Elle baissa les yeux vers Xu Qingzhu et vit les larmes de cette dernière couler en un flot continu.
Du genre qui se fixe directement sur les cils.
Liang Shi paniqua et se précipita pour chercher du papier, murmurant d'une voix douce : « Nous sommes juste en train de discuter de quelque chose, pourquoi pleures-tu ? »
Xu Qingzhu n'a rien dit.
Liang Shi déplia le mouchoir, le plia soigneusement, se pencha et essuya délicatement les larmes qui perlaient aux cils de Xu Qingzhu.
Liang Shi pensa qu'elle était contrariée par les commentaires durs qu'elle avait reçus pendant la journée, et pensa que cette petite princesse n'avait jamais subi de tels affronts auparavant, et qu'elle ne pouvait probablement plus se retenir.
Elle soupira intérieurement, pensant que la petite princesse n'en avait pas assez vu, mais elle ne put s'empêcher de la rassurer doucement : « Ce n'est rien, tout ça appartient au passé. Quoi qu'il arrive, ils sont juste séparés par internet. Si tu ne veux pas les voir, ce n'est pas grave. D'ailleurs, ces gens ont acheté tes produits, alors tu as gagné de l'argent grâce à eux, non ? »

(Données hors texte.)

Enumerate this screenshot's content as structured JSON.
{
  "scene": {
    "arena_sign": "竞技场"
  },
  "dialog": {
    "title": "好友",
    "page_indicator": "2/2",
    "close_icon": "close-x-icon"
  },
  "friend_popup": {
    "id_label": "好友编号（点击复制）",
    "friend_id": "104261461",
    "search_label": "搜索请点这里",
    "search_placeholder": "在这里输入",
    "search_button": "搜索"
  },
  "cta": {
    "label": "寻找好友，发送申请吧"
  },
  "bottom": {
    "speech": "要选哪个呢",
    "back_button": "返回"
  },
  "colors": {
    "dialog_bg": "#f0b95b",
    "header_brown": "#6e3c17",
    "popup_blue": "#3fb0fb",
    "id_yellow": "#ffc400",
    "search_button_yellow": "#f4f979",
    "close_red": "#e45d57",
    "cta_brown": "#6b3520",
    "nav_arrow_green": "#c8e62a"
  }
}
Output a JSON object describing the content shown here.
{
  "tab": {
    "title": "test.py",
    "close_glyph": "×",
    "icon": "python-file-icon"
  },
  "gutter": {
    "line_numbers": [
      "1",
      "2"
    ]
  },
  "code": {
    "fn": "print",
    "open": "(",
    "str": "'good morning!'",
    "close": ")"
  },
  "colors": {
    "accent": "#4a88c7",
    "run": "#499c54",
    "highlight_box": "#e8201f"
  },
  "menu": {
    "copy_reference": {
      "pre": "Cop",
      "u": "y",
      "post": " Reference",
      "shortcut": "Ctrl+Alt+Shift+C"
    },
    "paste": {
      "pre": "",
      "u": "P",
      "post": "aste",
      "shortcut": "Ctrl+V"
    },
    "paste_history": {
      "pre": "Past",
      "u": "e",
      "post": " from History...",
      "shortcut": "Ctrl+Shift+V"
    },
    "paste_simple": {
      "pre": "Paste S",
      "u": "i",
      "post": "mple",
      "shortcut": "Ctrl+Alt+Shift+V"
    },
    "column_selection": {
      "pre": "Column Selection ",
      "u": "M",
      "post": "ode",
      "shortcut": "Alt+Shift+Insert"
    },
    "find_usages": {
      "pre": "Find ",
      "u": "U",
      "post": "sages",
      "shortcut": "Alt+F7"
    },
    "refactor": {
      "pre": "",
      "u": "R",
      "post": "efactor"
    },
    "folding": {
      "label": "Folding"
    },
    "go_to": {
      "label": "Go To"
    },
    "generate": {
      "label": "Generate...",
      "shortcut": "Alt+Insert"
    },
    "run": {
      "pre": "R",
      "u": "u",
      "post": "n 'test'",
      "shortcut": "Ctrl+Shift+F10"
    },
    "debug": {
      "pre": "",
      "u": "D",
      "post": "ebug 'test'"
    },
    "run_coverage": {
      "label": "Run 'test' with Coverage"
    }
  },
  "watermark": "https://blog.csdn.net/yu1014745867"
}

Xu Qingzhu secoua la tête, "Non..."
La voix douce et enfantine qui émanait de son ton clair et froid n'était pas très perceptible, mais elle était étranglée, ce qui la rendait encore plus affligée.
« Qu'est-ce qui ne va pas ? » demanda Liang Shi, comme pour cajoler un enfant.
Xu Qingzhu inclina soudain la tête en arrière, la posa sur son épaule et tendit les bras pour l'enlacer.
Le corps de Liang Shi se raidit.
Xu Qingzhu ferma les yeux, enfouit son visage dans ses bras et dit d'une voix étouffée : « Liang Shi, tu ne devrais pas te lancer dans le monde du spectacle. »
Ses larmes brûlèrent le cœur de Liang Shi.
Chapitre 62
Liang Shi resta longtemps immobile.
Le vent soufflait dans toutes les directions, et pourtant elle ressentait une chaleur indescriptible.
Les larmes imbibaient sa chemise, tombant sur sa peau brûlante, la sensation se propageant jusqu'à son cœur.
Elle ouvrit la bouche comme pour parler, mais ne put prononcer un seul mot.
Ces émotions sont trop compliquées.
Je n'avais pas ressenti ça depuis longtemps.
C'était comme si un rempart imprenable s'était soudainement fissuré et que l'eau s'écoulait imprudemment le long de la fissure.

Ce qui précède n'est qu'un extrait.